Cyber Incident Victim: Accademia della Crusca
Date:
Jun 2015
Location:
Italy
Summary
The Accademia della Crusca's website was compromised by hackers affiliated with ISIS, who defaced it with the group's propaganda symbols, a video depicting injured children, and threatening messages including "I love Islamic State!" and anti-Western rhetoric. The attackers, identifying as "Phenomene dz" and claiming to be "Islamic state hacker" on Twitter, framed the intrusion as retaliation against Western governments. Investigators linked this to a pattern of similar low-sophistication cyberattacks in Tuscany targeting weakly protected websites, including a regional political party and a school, attributing them to international hacker collectives rather than focused campaigns. Security forces confirmed no direct targeting of the victim institutions in these incidents.

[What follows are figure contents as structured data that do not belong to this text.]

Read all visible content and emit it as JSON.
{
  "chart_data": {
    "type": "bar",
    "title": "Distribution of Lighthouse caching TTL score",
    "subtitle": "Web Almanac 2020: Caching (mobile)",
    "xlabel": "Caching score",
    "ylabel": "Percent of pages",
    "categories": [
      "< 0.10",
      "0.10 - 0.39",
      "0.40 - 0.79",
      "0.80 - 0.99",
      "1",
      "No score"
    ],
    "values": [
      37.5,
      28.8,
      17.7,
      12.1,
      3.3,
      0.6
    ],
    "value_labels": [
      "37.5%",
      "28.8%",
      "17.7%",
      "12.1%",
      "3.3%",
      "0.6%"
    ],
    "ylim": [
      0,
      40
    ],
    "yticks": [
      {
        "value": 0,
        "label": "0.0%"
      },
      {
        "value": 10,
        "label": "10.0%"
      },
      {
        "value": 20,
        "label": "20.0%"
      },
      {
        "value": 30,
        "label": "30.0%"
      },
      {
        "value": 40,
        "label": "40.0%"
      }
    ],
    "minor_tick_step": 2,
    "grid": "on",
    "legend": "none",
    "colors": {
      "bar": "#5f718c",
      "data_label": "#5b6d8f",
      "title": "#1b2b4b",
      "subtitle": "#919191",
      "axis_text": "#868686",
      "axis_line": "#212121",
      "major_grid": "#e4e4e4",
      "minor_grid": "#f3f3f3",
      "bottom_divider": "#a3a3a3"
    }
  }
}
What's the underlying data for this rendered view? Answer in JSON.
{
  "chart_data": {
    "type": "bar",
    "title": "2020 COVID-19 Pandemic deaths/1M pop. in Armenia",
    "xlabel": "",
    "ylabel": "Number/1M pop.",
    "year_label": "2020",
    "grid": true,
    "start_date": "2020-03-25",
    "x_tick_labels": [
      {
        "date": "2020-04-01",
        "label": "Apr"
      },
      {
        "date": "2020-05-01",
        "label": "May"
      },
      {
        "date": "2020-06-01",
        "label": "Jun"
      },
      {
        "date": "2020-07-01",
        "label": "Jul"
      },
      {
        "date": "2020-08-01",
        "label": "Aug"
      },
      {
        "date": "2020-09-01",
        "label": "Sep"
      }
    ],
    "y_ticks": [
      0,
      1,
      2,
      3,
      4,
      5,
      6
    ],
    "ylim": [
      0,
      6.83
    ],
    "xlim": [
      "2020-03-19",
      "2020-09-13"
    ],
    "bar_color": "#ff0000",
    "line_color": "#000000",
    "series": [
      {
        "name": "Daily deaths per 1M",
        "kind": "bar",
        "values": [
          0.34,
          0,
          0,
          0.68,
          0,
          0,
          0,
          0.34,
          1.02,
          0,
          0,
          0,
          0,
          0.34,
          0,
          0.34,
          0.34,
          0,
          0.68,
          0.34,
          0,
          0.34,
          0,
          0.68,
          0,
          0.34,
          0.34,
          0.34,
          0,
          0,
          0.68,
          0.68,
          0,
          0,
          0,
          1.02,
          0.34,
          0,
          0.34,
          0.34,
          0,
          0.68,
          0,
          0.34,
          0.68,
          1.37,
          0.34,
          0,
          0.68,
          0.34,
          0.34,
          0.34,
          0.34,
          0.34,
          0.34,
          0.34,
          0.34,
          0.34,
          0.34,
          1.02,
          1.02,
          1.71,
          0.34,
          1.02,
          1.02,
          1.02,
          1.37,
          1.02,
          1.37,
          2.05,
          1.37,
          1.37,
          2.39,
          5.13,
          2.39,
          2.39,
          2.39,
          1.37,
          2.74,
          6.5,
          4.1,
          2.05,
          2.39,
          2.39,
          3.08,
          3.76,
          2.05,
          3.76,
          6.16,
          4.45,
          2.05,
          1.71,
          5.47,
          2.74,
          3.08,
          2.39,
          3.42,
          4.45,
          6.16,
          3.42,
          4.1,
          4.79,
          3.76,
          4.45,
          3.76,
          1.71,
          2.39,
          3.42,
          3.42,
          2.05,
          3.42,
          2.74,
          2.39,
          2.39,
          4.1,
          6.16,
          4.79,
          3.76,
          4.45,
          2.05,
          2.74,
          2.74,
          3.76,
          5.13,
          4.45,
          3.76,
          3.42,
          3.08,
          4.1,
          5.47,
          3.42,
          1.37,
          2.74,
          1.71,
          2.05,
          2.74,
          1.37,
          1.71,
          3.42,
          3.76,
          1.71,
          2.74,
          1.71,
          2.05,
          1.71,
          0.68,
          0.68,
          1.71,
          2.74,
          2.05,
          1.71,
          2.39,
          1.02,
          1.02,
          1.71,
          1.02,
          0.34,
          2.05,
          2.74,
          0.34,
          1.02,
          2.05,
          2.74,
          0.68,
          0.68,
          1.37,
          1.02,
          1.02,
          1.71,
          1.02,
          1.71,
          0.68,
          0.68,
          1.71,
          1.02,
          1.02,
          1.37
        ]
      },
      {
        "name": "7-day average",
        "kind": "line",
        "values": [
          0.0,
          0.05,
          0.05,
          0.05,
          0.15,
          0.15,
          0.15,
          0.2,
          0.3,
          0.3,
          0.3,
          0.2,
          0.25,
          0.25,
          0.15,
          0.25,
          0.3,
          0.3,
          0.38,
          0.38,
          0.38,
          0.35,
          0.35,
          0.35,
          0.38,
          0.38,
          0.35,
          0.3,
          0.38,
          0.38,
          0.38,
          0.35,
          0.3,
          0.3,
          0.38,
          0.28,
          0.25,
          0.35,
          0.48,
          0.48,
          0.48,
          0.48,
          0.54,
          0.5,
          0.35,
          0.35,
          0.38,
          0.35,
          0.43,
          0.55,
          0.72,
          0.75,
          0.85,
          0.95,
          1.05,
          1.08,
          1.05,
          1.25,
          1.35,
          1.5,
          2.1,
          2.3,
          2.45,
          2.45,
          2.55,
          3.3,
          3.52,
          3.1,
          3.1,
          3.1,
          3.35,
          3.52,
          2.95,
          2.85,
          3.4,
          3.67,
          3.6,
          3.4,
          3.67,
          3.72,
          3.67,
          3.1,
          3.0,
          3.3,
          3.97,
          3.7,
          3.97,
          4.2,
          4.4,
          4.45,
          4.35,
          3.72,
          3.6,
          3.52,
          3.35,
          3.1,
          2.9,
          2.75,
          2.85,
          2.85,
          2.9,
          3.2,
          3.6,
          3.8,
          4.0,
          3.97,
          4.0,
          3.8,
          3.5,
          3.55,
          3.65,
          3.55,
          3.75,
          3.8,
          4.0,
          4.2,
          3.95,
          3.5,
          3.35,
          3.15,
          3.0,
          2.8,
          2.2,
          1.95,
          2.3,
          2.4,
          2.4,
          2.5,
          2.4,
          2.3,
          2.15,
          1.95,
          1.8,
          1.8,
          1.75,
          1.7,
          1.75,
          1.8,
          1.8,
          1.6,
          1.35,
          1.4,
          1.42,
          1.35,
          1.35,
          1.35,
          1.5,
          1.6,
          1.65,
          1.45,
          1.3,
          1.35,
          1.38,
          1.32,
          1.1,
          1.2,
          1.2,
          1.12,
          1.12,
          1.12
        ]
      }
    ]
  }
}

| CIA Posture | Motives | Tactics, Techniques & Procedures |
|---|---|---|
| Available to members | 1 motive | 2 techniques |
| Threat Actor | Type | Location |
|---|---|---|
| 1 actor | Available to members | Available to members |
Description
On June 23, 2015, the website of Italy's Accademia della Crusca, a prominent institution for Italian language studies, was compromised by hackers affiliated with the Islamic State (ISIS). The attackers defaced the site with ISIS propaganda, including the group's symbols, a video featuring images of injured children, and the statement "I love islamic state!" in Italian. An English-language message accompanied the defacement, accusing Western governments of terrorism through military actions in Muslim-majority regions while framing ISIS as defenders. The message concluded with a threat: "This war is just begun... and it will be for us Insha Allah." The hacker group "Phenomene dz," self-identified on Twitter as "Islamic state hacker," claimed responsibility for the attack. The breach occurred during the afternoon of June 22, as reported by local newspaper La Nazione, with the website restored to normal functionality by the morning of June 23.

This incident formed part of a broader pattern of cyberattacks across Tuscany targeting entities with minimal cybersecurity protections, including the regional Democratic Party (PD) website and an unspecified school. Italian law enforcement agencies DIGOS (Divisione Investigazioni Generali e Operazioni Speciali) and Polposta (Postal Police) investigated these incidents, assessing them as untargeted operations rather than deliberate assaults on specific organizations. Investigators attributed the attacks to international hacker collectives distributing automated exploit tools designed to identify and compromise vulnerable websites indiscriminately, described as operating like a "dragnet." No technical details regarding the attack vector, data compromise, or remediation efforts by the Accademia della Crusca were disclosed in available reporting. The defacement primarily served as a propaganda vehicle, with no evidence suggesting data theft, service disruption beyond the temporary site takeover, or direct references justifying the selection of the linguistic institution as a target.